February 2011 Plant Profile: The Genus Galanthus

February 4th, 2011 by Soest Gardener, Riz Reyes

Galanthus nivalis by R. Reyes

Galanthus nivalis in the Fragrance Garden

We have several forms of the dainty and delicate snowdrop growing here at the Center for Urban Horticulture. Of all spring emphemeral bulbs, Galanthus have been revered and loved for many centuries and have always been the harbingers of spring as their noses poke up and their gentle blossoms push through the snow. It’s quite a dazzling image.

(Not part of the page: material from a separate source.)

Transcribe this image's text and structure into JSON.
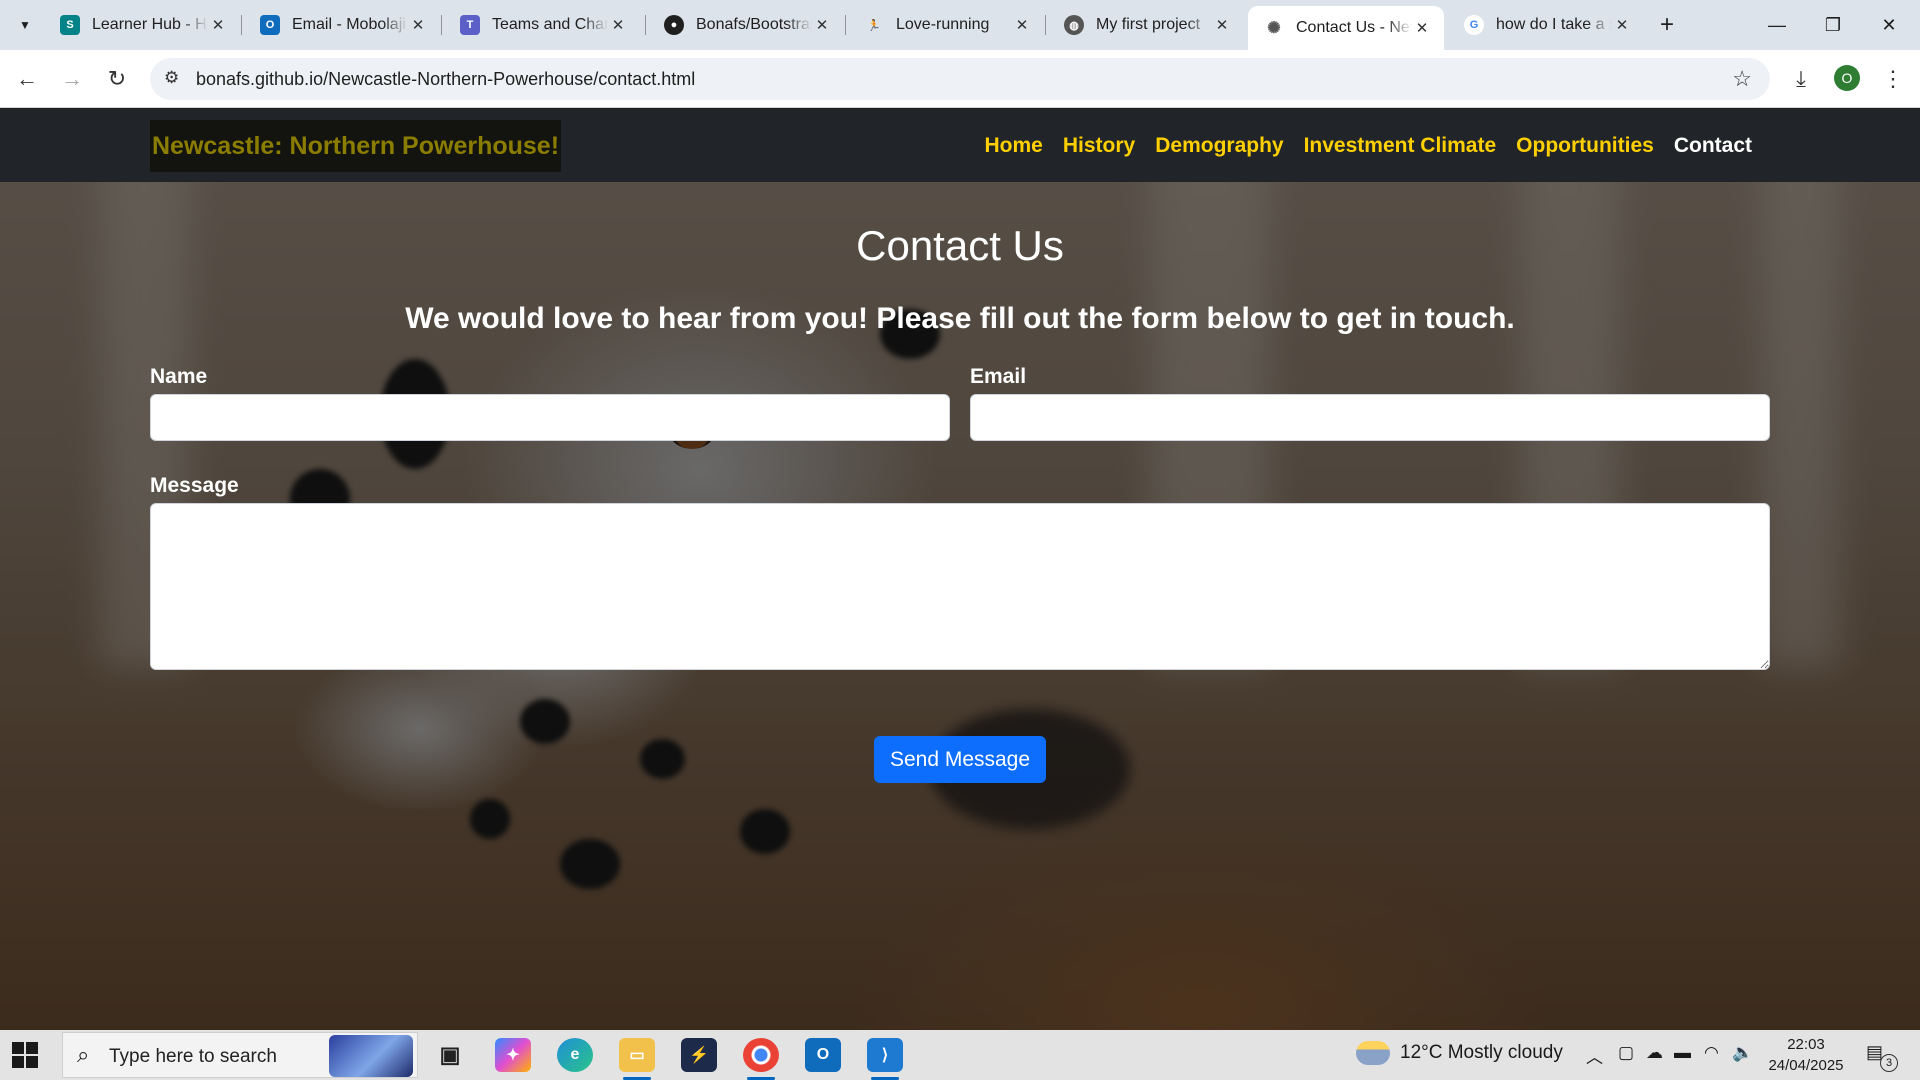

The popularity of Galanthus have suaded plant collectors, more specifically known as “Galanthophiles”, to seek out the rares forms and long lost hybrids that mostly exist amongst growers in the United Kingdom.

Supposedly, a single bulb of a exceedingly rare variant of Galathus was sold on eBay for well over $500 as stated in this article. The facts about the actual plant and terms of sale was somehow not clear.
The exceptionally large flower of Galanthus plicatus ‘EA Bowles’ that sold for £357 at auction

Not everyone need pay close to that amount to enjoy the sparkling beauty of snowdrops in the late winter. Often you can purchase a bag of bulbs (Most commonly available species G. nivalis and G. elwesii) in the fall or purchase potted plants blooming right about now at specialty nurseries. They naturalize and multiply when left undisturbed and they thrive in sun or shade in well drained soils.

An unusual double-flowered Galanthus nivalis 'Flore Pleno'

Come see them now in full bloom here at CUH!

Common Name: Snowdrops
Family: Amaryllidaceae
Location: CUH: Soest Garden, Fragrance Garden, McVay Courtyard (double flowered forms)
Origin: Original species come from Eastern regions of Europe.
Height: 3-6″ tall
Spread: mature colonies of bulbs can cover a square foot or more.
Bloom Time: Mid-Winter-Early Spring
Bloom Type/Color: Composed of tepals prodominantly white in color with various variations
Water/Soil: Moist to moderately dry. Drought tolerant once established.